FOR IMMEDIATE RELEASE
(LANSING)—Creating a state Earned Income Tax Credit that piggybacks the federal credit will prove to be the best piece of legislation passed by the State this year, the Michigan Catholic Conference stated today as the governor enacted Senate Bill 453. The Conference cites the tax credit’s ability to bring financial relief to low-income working families who pay high marginal tax rates.
“The enactment of this legislation is an affirmation that the state can work in a bipartisan fashion to address the serious role that poverty plays in the life of Michigan residents,” says Michigan Catholic Conference Vice President for Public Policy Paul A. Long. “It is my belief that Senate Bill 453 will prove to be the best piece of legislation passed this year by the State of Michigan.”
Senate Bill 453 amends the Income Tax Act to allow taxpayers who qualify for the federal Earned Income Tax Credit, beginning after December 31, 2007, to claim a state credit worth 10 percent of the federal credit. Beginning December 31, 2008 and beyond, the taxpayer will be eligible to claim an additional 10 percent of the federal credit, making the final state Earned Income Tax Credit worth a total of 20 percent of the federal credit. In the 2004 tax year, 662,912 Michigan federal tax returns claimed $1.17 billion in credits.
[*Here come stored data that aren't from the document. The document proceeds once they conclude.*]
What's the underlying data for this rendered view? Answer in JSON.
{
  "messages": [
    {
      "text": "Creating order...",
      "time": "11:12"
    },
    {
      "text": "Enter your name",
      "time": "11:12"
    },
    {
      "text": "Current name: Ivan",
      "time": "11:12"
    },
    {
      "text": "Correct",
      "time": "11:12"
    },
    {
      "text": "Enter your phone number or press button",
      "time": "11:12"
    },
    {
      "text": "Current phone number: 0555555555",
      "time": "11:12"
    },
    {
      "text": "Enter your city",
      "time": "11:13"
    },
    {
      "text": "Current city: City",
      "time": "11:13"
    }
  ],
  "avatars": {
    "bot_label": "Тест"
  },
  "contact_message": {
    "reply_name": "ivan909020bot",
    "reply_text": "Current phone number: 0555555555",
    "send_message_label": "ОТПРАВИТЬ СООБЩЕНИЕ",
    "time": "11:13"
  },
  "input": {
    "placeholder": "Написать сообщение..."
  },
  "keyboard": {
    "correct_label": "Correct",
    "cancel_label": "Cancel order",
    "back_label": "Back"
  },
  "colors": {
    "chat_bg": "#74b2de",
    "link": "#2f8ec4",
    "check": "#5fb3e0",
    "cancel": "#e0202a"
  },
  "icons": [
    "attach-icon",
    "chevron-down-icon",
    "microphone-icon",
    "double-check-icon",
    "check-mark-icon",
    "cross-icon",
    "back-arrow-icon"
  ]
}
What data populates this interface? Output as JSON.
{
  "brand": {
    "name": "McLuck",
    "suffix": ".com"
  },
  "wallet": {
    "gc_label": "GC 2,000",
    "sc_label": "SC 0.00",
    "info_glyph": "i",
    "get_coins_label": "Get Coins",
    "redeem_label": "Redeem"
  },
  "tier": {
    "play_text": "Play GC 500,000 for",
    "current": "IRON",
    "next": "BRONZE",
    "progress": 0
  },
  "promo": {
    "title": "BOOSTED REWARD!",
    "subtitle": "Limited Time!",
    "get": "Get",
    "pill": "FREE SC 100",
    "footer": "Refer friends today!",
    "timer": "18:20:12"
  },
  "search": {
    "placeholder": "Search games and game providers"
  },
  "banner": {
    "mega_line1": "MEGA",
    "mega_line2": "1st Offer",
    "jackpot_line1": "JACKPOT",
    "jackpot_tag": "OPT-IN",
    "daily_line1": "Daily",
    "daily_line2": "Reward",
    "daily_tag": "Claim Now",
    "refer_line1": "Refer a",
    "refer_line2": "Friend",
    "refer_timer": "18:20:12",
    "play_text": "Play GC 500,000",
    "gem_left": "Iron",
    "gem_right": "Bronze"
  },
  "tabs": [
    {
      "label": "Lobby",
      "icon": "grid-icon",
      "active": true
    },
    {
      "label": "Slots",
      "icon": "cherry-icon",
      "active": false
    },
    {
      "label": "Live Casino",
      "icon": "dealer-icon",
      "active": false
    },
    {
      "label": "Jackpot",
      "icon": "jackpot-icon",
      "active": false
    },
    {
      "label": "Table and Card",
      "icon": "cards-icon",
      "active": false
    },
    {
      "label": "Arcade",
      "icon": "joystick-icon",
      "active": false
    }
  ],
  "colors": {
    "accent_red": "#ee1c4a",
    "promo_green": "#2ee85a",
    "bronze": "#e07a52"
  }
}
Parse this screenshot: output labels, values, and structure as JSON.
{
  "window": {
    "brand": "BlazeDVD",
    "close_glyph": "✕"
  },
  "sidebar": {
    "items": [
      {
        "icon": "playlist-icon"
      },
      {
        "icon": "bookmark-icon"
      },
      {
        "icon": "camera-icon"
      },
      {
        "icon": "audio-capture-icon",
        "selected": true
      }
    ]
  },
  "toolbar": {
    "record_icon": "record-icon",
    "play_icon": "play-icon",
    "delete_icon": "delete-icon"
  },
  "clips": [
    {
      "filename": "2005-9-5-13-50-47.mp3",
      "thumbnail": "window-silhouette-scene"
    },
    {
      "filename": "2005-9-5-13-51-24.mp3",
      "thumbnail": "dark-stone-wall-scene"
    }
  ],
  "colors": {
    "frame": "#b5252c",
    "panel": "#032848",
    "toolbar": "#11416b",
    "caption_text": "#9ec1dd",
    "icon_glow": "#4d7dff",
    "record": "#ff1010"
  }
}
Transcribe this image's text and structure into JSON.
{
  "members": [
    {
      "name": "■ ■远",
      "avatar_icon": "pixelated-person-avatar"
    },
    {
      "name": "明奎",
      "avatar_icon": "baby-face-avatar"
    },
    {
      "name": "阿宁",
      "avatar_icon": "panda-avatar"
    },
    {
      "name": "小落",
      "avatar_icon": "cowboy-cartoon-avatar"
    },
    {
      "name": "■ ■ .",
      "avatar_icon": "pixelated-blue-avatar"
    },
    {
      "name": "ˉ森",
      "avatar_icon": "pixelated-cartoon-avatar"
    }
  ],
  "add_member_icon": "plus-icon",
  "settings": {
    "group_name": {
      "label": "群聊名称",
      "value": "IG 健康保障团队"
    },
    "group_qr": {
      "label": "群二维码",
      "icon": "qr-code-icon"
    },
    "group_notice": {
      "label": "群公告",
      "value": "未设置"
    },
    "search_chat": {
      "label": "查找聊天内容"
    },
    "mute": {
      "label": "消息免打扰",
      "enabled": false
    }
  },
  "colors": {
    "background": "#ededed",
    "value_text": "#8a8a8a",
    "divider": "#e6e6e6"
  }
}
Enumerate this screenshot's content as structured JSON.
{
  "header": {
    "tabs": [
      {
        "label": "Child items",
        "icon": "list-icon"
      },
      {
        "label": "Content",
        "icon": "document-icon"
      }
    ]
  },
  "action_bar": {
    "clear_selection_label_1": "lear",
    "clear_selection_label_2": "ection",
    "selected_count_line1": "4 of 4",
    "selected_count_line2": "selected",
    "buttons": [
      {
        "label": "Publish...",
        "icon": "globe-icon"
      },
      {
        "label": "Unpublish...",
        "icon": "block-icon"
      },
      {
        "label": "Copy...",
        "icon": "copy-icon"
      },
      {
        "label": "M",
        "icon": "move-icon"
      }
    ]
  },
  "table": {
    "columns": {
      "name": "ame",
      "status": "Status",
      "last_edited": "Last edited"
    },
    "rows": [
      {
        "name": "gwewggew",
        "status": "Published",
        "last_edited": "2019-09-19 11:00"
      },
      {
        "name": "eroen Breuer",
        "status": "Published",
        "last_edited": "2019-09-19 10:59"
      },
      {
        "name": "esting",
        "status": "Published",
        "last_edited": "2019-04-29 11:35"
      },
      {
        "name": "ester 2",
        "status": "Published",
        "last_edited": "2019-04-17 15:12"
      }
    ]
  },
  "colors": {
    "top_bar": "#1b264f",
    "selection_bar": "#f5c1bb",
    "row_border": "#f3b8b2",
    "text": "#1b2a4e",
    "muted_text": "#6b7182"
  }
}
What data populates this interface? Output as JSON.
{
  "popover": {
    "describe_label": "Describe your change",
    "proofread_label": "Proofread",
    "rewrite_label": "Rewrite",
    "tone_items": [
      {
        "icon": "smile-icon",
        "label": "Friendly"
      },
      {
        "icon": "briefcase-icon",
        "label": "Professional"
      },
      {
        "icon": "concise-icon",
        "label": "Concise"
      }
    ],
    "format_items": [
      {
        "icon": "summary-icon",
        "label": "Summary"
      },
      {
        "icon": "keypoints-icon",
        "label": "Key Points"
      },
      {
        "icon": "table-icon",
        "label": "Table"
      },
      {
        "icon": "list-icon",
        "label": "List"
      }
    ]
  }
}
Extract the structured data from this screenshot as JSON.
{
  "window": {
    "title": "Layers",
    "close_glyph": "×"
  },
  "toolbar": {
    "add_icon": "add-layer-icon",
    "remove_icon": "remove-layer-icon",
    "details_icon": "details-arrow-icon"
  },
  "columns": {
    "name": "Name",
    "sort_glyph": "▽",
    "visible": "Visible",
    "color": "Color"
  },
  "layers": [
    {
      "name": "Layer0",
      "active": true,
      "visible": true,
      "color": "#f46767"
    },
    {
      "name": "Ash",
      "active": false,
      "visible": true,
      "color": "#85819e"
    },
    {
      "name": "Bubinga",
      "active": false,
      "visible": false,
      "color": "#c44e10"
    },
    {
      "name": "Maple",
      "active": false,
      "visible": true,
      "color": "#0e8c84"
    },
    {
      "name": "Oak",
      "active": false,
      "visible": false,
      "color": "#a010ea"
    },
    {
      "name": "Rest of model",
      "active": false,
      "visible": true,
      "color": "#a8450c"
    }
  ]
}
Established in 1975, the federal Earned Income Tax Credit provides a refundable credit to low-income individuals and families to offset the burden of Social Security taxes, provide an incentive to make the transition from welfare to work, and to supplement earnings. The credit is equal to a percentage of the taxpayer’s earned income based on the number of children in the household, up to a certain amount annually adjusted for inflation. According to its supporters, the federal Earned Income Tax Credit lifts more children out of poverty than any other federal program.
Senate Bill 453, sponsored by Senator Nancy Cassis (R-Novi), was enacted today after both the Michigan Senate and the House of Representatives overwhelmingly passed the bill in a bipartisan fashion. SB 453 cleared the Senate 38-0 and the House of Representatives 103-3. According to the Center on Budget and Policy Priorities, 19 other states and the District of Columbia have Earned Income Tax Credits. Four of those states: Delaware, Maryland, New Jersey and Virginia, also have credits that are worth 20 percent of the federal credit, while another five states have credits higher than that amount.
For a Michigan family with two children and 37,000 in earned income, the value of Michigan’s Earned Income Tax Credit, if applicable for this year, would be approximately $880.
The legislation was signed into law today at the New Jerusalem Community Center in Flint, Michigan as Governor Granholm was joined by Senate Minority Leader Bob Emerson (D-Flint), who has advocated for the legislation for some 20 years, and MCC Vice President for Public Policy Paul Long.
Michigan Catholic Conference is the official public policy voice of the Catholic Church in this state.